Christian rapper Lecrae visited Yale University recently to talk about mental health and social justice.

The rapper opened the conversation by telling the audience about his experience being sexually assaulted by a close family member when he was seven-years-old. He told the crowd that this assault was never dealt with and to cope with the trauma he taught himself to put it in a box and push it down.  

He goes on to say that he spent his young adulthood trying to escape the reputation of his father who walked out of his life when he was four years old. The rapper said, “I remember as a kid people saying, ‘you remind me of your father,’ ‘you act like your father.” He continued, “I didn’t take this as a compliment. Even if it was just a mere observation, I took it as an insult, cause this was a man who wasn’t consistent, cause this was a man that had taken on drug abuse... I saw that as an example of who I should not be, and so what I did at that point in time was consume myself with not being my father.” 

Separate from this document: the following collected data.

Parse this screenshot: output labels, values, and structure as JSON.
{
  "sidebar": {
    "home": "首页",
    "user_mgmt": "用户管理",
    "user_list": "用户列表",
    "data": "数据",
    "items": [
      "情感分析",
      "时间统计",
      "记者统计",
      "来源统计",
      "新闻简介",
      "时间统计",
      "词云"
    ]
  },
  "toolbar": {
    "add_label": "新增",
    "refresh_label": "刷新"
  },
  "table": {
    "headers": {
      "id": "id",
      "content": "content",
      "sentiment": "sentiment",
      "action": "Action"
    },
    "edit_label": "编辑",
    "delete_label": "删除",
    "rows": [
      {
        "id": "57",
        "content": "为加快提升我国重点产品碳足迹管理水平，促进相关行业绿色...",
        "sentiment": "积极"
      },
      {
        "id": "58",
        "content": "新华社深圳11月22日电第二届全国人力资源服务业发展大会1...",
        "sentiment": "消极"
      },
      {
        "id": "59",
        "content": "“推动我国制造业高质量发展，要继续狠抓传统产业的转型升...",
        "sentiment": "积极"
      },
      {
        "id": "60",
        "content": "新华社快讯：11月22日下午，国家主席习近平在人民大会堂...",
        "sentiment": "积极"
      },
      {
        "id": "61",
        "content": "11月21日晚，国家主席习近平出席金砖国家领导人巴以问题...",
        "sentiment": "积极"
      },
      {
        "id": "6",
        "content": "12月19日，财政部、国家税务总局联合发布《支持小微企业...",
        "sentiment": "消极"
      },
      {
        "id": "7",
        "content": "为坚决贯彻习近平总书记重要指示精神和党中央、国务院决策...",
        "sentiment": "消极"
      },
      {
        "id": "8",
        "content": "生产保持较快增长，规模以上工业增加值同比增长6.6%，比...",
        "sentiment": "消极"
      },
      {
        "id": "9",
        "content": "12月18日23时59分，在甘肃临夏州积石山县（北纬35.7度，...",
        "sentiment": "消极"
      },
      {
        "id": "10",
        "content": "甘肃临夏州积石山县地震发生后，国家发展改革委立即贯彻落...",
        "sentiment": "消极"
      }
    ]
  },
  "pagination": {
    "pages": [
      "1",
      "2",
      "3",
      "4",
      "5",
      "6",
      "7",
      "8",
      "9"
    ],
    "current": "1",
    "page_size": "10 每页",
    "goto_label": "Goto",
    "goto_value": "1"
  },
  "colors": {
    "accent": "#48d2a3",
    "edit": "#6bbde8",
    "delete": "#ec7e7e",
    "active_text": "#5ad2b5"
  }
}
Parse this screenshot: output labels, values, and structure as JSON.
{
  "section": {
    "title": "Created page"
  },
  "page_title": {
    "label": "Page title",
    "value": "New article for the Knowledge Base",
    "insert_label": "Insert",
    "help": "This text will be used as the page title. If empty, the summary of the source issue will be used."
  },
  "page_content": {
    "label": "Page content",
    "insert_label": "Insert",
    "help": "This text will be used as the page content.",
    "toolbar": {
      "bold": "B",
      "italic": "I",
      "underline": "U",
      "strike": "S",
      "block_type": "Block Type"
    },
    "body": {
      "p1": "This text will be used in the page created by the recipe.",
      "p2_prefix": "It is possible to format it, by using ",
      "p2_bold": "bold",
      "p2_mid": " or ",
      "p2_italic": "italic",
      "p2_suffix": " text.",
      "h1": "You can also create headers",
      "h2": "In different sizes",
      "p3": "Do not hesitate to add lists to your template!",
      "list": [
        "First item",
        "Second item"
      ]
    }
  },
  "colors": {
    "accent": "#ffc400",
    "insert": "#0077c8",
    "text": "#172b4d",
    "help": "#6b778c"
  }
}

Lacrae goes on to say he focused so heavily on trying not to be his father, he never really stopped to think about who he was supposed to be.

This compiled with the destructive environment he grew up in and the several trauma’s he experienced throughout his life caused him to go into a downward spiral.

He said while may have appeared to be thriving externally, internally he was heading to disaster.

“In front of the world, I was this level-headed, God-fearing man. I’m navigating everything just the way that I should, but behind the scenes, I’m a ticking time bomb,” the singer said.

Lacrae was suffering because of the trauma he had experienced but never addressed. The singer told the audience he learned after seeing a video of a teenager flaunting a gun around that he was suffering from PTSD from a murder he witnessed as a young boy of a 13-year-old friend. Then over the next few years, as he heard about a series of young African American’s being killed by gun violence due to racial profiling, something was set off in him. 

The rapper wanted to speak out about the climate in America but was unsure of how to do it. Soon he chose to use Twitter as a platform. After tweeting his thoughts on the death of Trayvon Martin and the deaths of other young African Americans and participating in a protest in Atlanta, Lacrae lost hundreds of thousands of followers on social media. He said, “I’m saying things outside of the boundaries of what people expected of me… and the result was this unadulterated rejection.” 

The rapper said that this taught him a lesson that has stayed with him to this day, “if you live for people’s acceptance, you will die from their rejection.”

But still, he struggled, because his world was crashing around him. He said, “I stood for something, but it felt like I had lost everything.”

Soon the hate mounted to death threats and racial slurs being thrown at him and his family which caused him to spiral into a deep depression.

The singer said, “I didn’t know what was real. I lost faith in people. I lost faith in God. I lost faith in faith.”

He began to feel the pressure of his platform, realizing that people were expecting the best from him when he was angry and at his worst, and to fix it he said, “I had to open that closet.”

He continued, “All of that suffering, I had to stare it in the face. All of that failure, I had to stare it in the face. I had to look at it and allow it to make me a new me.”

The singer said from this experience he learned that he needed to walk through judgment to become who he was created to be, not who society wanted him to be. 

He exclaimed that God needed him to “look in the closet” and address his past traumas in order for God to make him into a better version of himself. 

In his powerful message Lacrae said, “My plane landed acknowledging that I’m broken, acknowledging I’m not perfect, acknowledging that I don’t get it all right, acknowledging I have a lot of wounds that are now healed and have become scars, and I can stand here today and show you my scars because those wounds have healed. But you’ve got to admit it.” 

He continued, “That has resorted my faith in faith. That has restored my faith in God because God is the healer of all things, my wounds are healed because of him.”